Let’s consider an example where we want to resample our daily data into monthly data. We can do this as follows:
# Convert 'Date/Time' column to a datetime object
df['Date/Time'] = pd.to_datetime(df['Date/Time'], format='%d-%m-%Y')
# Set the 'Date/Time' column as the index
df.set_index('Date/Time', inplace=True)
# Resample the data to monthly frequency
df_monthly = df.resample('M').mean()
# Display the recent 10 rows of the resampled DataFrame fro monthly timeframe
df_monthly.tail(10)
Output:
Calculating the Shape of a DataFrame
To calculate the shape of a DataFrame, you can use the shape attribute. The shape attribute returns a tuple representing the dimensions of the DataFrame.
# Calculate the shape of the DataFrame
print(df.shape)
Output
(6750, 15)
List the columns in the dataframe
To list the columns in a Pandas DataFrame, you can use the columns
attribute.
Here’s an example code snippet:
import pandas as pd
# Load the CSV file into a DataFrame
df = pd.read_csv('NIFTY_EOD.csv')
# List the columns in the DataFrame
print(df.columns)
Output:
Index(['Ticker', 'Date/Time', 'Open', 'High', 'Low', 'Close', 'Volume',
'PClose', 'lreg5', 'lreg7', 'lreg9', 'hma5', 'hma7', 'hma9', 'trsi',
'atr'],
dtype='object')
Compute EMA Values and Write to the values to Same CSV File
To compute EMA (Exponential Moving Average) values based on the Close
column and append them to the same CSV file, you can use the Pandas ewm()
function and the to_csv()
function.
Here’s an example code snippet:
import pandas as pd
# Load the CSV file
df = pd.read_csv('NIFTY_EOD.csv')
# Calculate EMA values based on the Close column
ema5 = df['Close'].ewm(span=5, adjust=False).mean()
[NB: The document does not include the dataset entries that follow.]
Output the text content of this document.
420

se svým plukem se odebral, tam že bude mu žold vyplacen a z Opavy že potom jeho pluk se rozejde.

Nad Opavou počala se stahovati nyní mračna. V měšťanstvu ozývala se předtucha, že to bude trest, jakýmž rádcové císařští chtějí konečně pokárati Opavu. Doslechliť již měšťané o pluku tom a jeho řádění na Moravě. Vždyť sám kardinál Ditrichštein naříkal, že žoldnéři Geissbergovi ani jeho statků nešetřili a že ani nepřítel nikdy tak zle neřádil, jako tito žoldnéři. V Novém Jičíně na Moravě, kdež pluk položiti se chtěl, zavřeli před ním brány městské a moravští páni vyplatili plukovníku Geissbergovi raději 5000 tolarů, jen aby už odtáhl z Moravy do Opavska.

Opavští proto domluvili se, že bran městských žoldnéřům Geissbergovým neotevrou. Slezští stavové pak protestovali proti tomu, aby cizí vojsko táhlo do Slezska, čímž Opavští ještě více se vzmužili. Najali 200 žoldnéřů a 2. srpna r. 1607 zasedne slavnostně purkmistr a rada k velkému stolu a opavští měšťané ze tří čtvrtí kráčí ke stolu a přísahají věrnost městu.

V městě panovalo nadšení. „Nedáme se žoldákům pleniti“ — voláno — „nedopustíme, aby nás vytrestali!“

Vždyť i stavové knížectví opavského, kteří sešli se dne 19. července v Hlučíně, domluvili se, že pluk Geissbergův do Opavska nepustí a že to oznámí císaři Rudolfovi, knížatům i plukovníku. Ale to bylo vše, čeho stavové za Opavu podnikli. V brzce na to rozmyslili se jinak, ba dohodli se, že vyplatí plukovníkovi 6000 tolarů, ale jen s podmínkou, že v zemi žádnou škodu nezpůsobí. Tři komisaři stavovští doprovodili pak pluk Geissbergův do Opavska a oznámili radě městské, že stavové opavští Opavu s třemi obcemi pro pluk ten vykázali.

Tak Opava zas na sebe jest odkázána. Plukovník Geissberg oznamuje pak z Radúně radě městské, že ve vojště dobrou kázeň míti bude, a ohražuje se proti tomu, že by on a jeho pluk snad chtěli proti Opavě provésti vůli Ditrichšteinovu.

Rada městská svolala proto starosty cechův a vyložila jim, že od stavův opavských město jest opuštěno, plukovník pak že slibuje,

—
ema10 = df['Close'].ewm(span=10, adjust=False).mean()
# Append EMA values as new columns in the DataFrame
df['EMA5'] = ema5
df['EMA10'] = ema10
# Save the updated DataFrame to the same CSV file
df.to_csv('NIFTY_EOD.csv', index=False)
# Display the recent 10 rows of the DataFrame
df.tail(10)
Output:
Cleaning and transforming data:
Often, CSV files may have messy or inconsistent data that needs to be cleaned and transformed before analysis. Pandas provides a wide range of functions for data cleaning, such as fillna()
for filling in missing values.
Checking for Missing Values
It’s important to check for missing values in your data as they can affect your analysis. You can use the isna() or isnull() function to check for missing values. The output will be a DataFrame with True or False values, where True indicates a missing value.
# Check for missing values in the DataFrame
print(df.isna())
# Check for missing values in the 'Close' column
print(df['Close'].isnull())
Output:
As we can see from the output, there are no missing values in our DataFrame.
Writing to a CSV File
We can also write our DataFrame to a CSV file using the to_csv() function.
# Write the DataFrame to a CSV file
df.to_csv('new_file.csv')
Exporting data to CSV or other formats: After manipulating and analyzing data, you may want to export it to a CSV file or other formats such as Excel or JSON. Pandas provides functions such as to_csv()
, to_excel()
, and to_json()
for exporting data.
In this part of the tutorial, we learned how to fetch data from a CSV file containing stock market data and apply various Pandas concepts to manipulate and analyze it. We converted the date/time column to a datetime object, set it as the index, and resampled the data to monthly frequency. We also demonstrated how to check for null values and append calculated values to the same CSV file. Additionally, we covered writing DataFrames back to CSV files and learned how to list the columns in a DataFrame. By the end of this tutorial, you should have a better understanding of how to effectively work with stock market data in Pandas and be better equipped to perform data analysis for trading purposes.